The above is based on a large meta-analysis of almost 80 studies encompassing 11,000 patients and the take-home message is that pregnancy makes women with COVID-19 more likely to be admitted into the ICU and more likely to be on a ventilator. Now, what about the reverse question, namely how having COVID-19 affects your pregnancy and the baby? Here, as with the other question, there are a few parts to the answer. Based on the most reliable studies, so far, having an asymptomatic SARS-CoV2 infection, or even full-blown COVID-19, does not appear to increase the chances that you’ll have a caesarean section —although C-sections are very common in the first place, so you may need one for a different reason.
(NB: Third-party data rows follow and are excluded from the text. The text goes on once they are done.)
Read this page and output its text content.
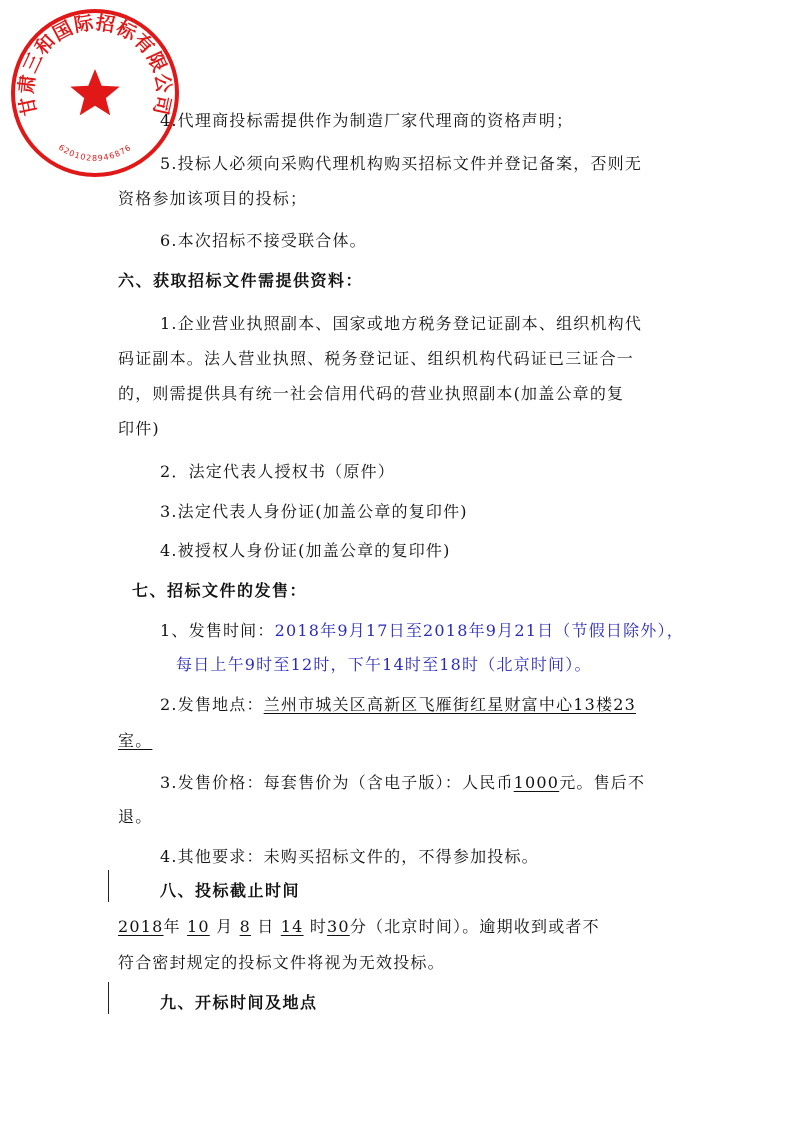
甘肃三和国际招标有限公司
6201028946876
4.代理商投标需提供作为制造厂家代理商的资格声明；
5.投标人必须向采购代理机构购买招标文件并登记备案，否则无
资格参加该项目的投标；
6.本次招标不接受联合体。
六、获取招标文件需提供资料：
1.企业营业执照副本、国家或地方税务登记证副本、组织机构代
码证副本。法人营业执照、税务登记证、组织机构代码证已三证合一
的，则需提供具有统一社会信用代码的营业执照副本(加盖公章的复
印件)
2．法定代表人授权书（原件）
3.法定代表人身份证(加盖公章的复印件)
4.被授权人身份证(加盖公章的复印件)
七、招标文件的发售：
1、发售时间：2018年9月17日至2018年9月21日（节假日除外），
每日上午9时至12时，下午14时至18时（北京时间）。
2.发售地点：兰州市城关区高新区飞雁街红星财富中心13楼23
室。
3.发售价格：每套售价为（含电子版）：人民币1000元。售后不
退。
4.其他要求：未购买招标文件的，不得参加投标。
八、投标截止时间
2018年 10 月 8 日 14 时30分（北京时间）。逾期收到或者不
符合密封规定的投标文件将视为无效投标。
九、开标时间及地点
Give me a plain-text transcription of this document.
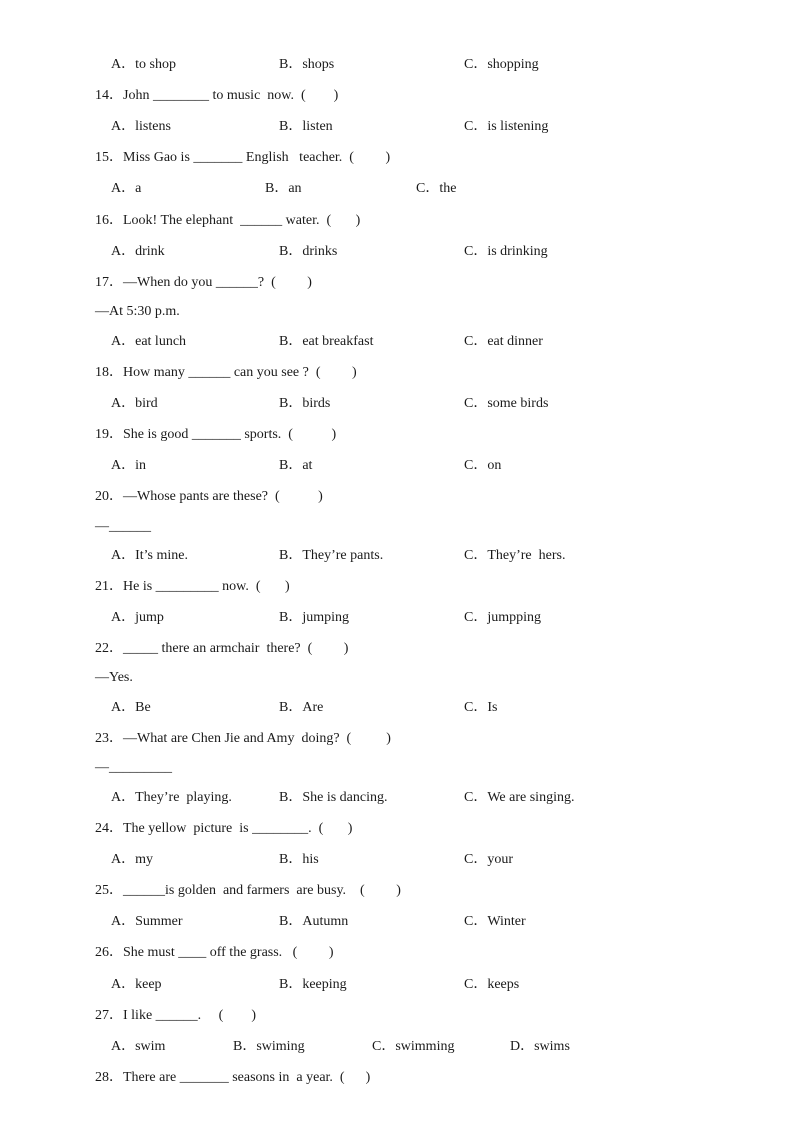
A．to shop	B．shops	C．shopping
14．John ________ to music  now.  (        )
A．listens	B．listen	C．is listening
15．Miss Gao is _______ English   teacher.  (         )
A．a	B．an	C．the
16．Look! The elephant  ______ water.  (       )
A．drink	B．drinks	C．is drinking
17．—When do you ______?  (         )
—At 5:30 p.m.
A．eat lunch	B．eat breakfast	C．eat dinner
18．How many ______ can you see ?  (         )
A．bird	B．birds	C．some birds
19．She is good _______ sports.  (           )
A．in	B．at	C．on
20．—Whose pants are these?  (           )
—______
A．It’s mine.	B．They’re pants.	C．They’re  hers.
21．He is _________ now.  (       )
A．jump	B．jumping	C．jumpping
22．_____ there an armchair  there?  (         )
—Yes.
A．Be	B．Are	C．Is
23．—What are Chen Jie and Amy  doing?  (          )
—_________
A．They’re  playing.	B．She is dancing.	C．We are singing.
24．The yellow  picture  is ________.  (       )
A．my	B．his	C．your
25．______is golden  and farmers  are busy.    (         )
A．Summer	B．Autumn	C．Winter
26．She must ____ off the grass.   (         )
A．keep	B．keeping	C．keeps
27．I like ______.     (        )
A．swim	B．swiming	C．swimming	D．swims
28．There are _______ seasons in  a year.  (      )
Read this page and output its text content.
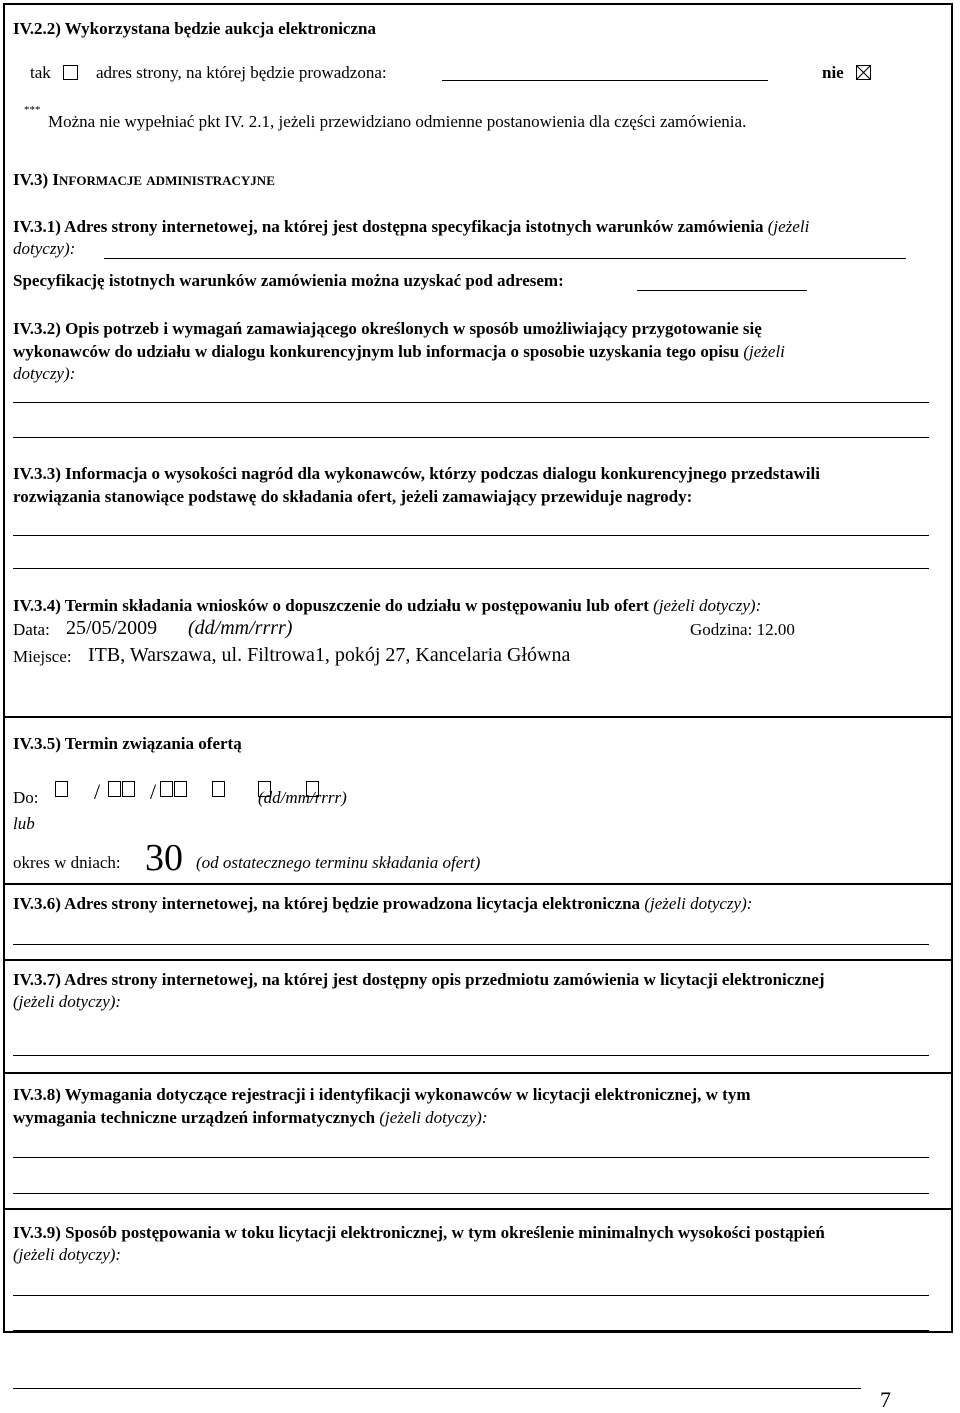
IV.2.2) Wykorzystana będzie aukcja elektroniczna
tak	adres strony, na której będzie prowadzona:	nie
***
Można nie wypełniać pkt IV. 2.1, jeżeli przewidziano odmienne postanowienia dla części zamówienia.
IV.3) INFORMACJE ADMINISTRACYJNE
IV.3.1) Adres strony internetowej, na której jest dostępna specyfikacja istotnych warunków zamówienia (jeżeli
dotyczy):
Specyfikację istotnych warunków zamówienia można uzyskać pod adresem:
IV.3.2) Opis potrzeb i wymagań zamawiającego określonych w sposób umożliwiający przygotowanie się
wykonawców do udziału w dialogu konkurencyjnym lub informacja o sposobie uzyskania tego opisu (jeżeli
dotyczy):
IV.3.3) Informacja o wysokości nagród dla wykonawców, którzy podczas dialogu konkurencyjnego przedstawili
rozwiązania stanowiące podstawę do składania ofert, jeżeli zamawiający przewiduje nagrody:
IV.3.4) Termin składania wniosków o dopuszczenie do udziału w postępowaniu lub ofert (jeżeli dotyczy):
Data: 25/05/2009 (dd/mm/rrrr)	Godzina: 12.00
Miejsce: ITB, Warszawa, ul. Filtrowa1, pokój 27, Kancelaria Główna
IV.3.5) Termin związania ofertą
Do:	/ /	(dd/mm/rrrr)
lub
okres w dniach: 30 (od ostatecznego terminu składania ofert)
IV.3.6) Adres strony internetowej, na której będzie prowadzona licytacja elektroniczna (jeżeli dotyczy):
IV.3.7) Adres strony internetowej, na której jest dostępny opis przedmiotu zamówienia w licytacji elektronicznej
(jeżeli dotyczy):
IV.3.8) Wymagania dotyczące rejestracji i identyfikacji wykonawców w licytacji elektronicznej, w tym
wymagania techniczne urządzeń informatycznych (jeżeli dotyczy):
IV.3.9) Sposób postępowania w toku licytacji elektronicznej, w tym określenie minimalnych wysokości postąpień
(jeżeli dotyczy):
7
Nor does having a SARS-CoV2 infection, symptomatic or not, increase the risk of preeclampsia (a pregnancy complication featuring high blood pressure and abnormalities of organs, usually the kidney), abnormalities of the placenta, abnormal heart rate in the mother, fetal distress, stillbirth, neonatal death, nor of an abnormal Apgar score at 5 minutes after birth (a test of various signs in the newborn that correlates with newborn health issues).
As for spontaneous abortion (miscarriage), although a study conducted last year in Italy found that 11 percent of women who suffered spontaneous abortion in the first trimester had a SARS-CoV2 infection, but a 9.6 percent infection rate in women whose pregnancies continued, the statistical analysis of that study revealed that the difference between those two percentages was not statistically significant. On the other hand, the message coming in from numerous studies is that COVID-19 does increase the rate of preterm birth substantially. In fact, having COVID-19 makes a woman three times more likely to give birth to a preterm infant compared with a woman who does not have COVID-19. It also increases the likelihood that the newborn will be admitted to the neonatal unit.